Маша опустила матрас на выкошенную траву газончика, по-женски быстро оправила платье, но дожидаться, покуда заговорит Лихунов, не стала, сказала первой:
– Константин Николаевич, я знаю, вы о вчерашнем со мной говорить хотели. Ведь тот человек, как я знаю, умер?
– Да, умер, – сурово сказал Лихунов, дергая в волнении темляк шашки. – Но об этом я совсем не жалею. Это шпион, он сам хотел меня застрелить и получил заслуженное. Я, собственно, о другом. Вы неверно могли истолковать мои слова о войне, о том, что она нужна…
Маша смотрела на Лихунова широко открытыми глазами, карими, отчего мужчине казалось, что глаза эти распахнуты еще шире, просто по-детски наивно, и чего-то ждут и просят.
– Да, да, именно об этом, – твердо продолжил Лихунов. – Я очень, очень боюсь быть неверно понятым вами, Маша, именно вами, никем иным. Выслушайте меня…

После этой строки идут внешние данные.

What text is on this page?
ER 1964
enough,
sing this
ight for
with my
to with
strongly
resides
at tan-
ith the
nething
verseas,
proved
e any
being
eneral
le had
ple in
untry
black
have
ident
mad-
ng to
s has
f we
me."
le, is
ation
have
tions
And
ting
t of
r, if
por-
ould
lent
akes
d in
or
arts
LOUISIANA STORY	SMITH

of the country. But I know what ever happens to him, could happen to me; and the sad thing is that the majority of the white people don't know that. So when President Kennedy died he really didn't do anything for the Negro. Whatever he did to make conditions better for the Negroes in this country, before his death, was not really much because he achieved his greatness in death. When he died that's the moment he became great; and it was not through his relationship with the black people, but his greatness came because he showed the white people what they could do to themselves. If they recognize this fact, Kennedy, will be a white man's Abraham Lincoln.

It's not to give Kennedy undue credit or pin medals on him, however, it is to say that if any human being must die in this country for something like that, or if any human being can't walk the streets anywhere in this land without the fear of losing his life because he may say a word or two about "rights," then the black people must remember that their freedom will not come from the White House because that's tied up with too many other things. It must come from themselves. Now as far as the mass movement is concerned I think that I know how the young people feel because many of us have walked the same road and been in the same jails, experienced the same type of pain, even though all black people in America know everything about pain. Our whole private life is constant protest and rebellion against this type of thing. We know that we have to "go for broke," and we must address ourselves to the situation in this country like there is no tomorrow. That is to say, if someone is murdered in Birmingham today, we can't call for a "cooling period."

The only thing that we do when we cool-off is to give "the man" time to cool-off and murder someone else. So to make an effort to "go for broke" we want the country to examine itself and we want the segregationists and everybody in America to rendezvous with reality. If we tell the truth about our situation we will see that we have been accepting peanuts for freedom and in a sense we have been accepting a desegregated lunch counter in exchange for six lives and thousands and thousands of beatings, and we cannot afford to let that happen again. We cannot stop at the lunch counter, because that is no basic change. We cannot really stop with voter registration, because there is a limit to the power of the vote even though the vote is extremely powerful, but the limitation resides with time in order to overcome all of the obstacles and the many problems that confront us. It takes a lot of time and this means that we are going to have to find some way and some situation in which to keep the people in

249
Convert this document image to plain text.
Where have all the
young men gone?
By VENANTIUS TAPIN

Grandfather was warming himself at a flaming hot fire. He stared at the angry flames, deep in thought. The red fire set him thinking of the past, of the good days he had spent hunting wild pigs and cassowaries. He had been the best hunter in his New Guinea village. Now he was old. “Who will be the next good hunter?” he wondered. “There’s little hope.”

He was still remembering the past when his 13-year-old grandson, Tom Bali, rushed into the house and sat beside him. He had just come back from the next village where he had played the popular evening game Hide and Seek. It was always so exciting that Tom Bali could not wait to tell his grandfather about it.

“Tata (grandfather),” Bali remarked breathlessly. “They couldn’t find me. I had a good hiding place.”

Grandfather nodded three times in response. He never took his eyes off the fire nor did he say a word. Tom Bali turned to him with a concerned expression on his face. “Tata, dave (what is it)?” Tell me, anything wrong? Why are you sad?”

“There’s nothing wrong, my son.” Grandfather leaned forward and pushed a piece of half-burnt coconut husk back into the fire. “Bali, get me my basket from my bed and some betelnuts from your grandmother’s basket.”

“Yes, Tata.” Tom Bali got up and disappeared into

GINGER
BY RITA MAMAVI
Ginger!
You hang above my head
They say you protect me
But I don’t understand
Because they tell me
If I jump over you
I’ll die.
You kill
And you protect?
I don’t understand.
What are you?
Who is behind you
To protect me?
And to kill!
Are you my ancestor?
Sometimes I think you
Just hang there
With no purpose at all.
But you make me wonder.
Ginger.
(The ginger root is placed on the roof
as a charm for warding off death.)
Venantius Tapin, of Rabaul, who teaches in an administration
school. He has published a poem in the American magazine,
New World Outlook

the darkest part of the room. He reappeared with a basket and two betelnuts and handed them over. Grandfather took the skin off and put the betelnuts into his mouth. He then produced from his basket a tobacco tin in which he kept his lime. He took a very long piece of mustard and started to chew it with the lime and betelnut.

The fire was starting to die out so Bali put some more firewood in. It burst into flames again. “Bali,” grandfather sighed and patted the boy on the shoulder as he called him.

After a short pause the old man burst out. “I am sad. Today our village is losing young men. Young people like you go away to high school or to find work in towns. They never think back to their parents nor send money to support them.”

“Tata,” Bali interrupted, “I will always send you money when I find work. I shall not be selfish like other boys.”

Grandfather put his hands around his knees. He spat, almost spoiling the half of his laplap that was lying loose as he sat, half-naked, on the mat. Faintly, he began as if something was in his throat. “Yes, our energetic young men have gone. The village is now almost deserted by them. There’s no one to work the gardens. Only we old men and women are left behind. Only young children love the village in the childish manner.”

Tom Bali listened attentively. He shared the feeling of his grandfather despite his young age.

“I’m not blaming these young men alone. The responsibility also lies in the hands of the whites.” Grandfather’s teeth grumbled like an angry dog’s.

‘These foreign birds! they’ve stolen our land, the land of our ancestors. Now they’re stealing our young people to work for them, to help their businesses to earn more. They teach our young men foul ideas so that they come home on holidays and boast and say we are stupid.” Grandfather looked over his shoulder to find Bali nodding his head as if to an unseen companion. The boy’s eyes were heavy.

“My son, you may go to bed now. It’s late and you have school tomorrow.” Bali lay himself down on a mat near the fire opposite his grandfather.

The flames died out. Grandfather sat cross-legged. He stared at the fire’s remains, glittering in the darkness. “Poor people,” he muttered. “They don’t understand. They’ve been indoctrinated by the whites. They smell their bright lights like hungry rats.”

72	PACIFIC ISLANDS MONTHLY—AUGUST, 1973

Маша глядела на тонкое, взволнованное лицо Лихунова и видела, что он на самом деле хочет открыть ей сейчас что-то тяжелое, томившее его необходимостью скрывать от других какую-то заповедную тайну, она как женщина дрожала от нетерпения, желая узнать эту тайну, как человек хотела стать избавительницей этого мужчины от мучившего его душу груза, но в то же время боялась, что его откровенность уничтожит, прогонит ее чувство, которым Маша уже дорожила и любила которое.
– Говорите, Константин Николаевич, я слушаю вас, – тихо сказала Маша, с покорностью опуская руки, будто этим жестом беззащитности давала ему знать, что примет любое признание, но просила быть великодушным к ней, но едва лишь Лихунов хотел начать, как пожилая, некрасивая женщина в косынке сестры милосердия, проходя неподалеку с матрасом, недовольно бросила в сторону Маши:
– Опосля с офицерами-то любезничать будешь. Дело работать надо, дело.
Маша сильно смутилась, наклонилась за брошенным на траву матрасом.
– Простите, некогда сейчас, – умоляюще поглядела она в глаза Лихунова. – Через час свободна буду. Хотите…- она помедлила, но продолжила решительно: – хотите, я к вам приду? Вы ведь не в казарме квартируете? К вам можно? – испугалась невозможности вопроса и совершенно, до пунцовых пятен на щеках, смутилась девушка.
Лихунов быстро пожал ее руку чуть выше запястья и тихо, серьезно сказал:
– Через час я вас у госпитальных ворот ожидать буду. Вы придете?
Маша с мягкой укоризной покачала головой:
– И вы еще спрашиваете, – и тут же испугалась своей прямоты, резко повернулась и, не оглядываясь, быстро пошла к зданию госпиталя.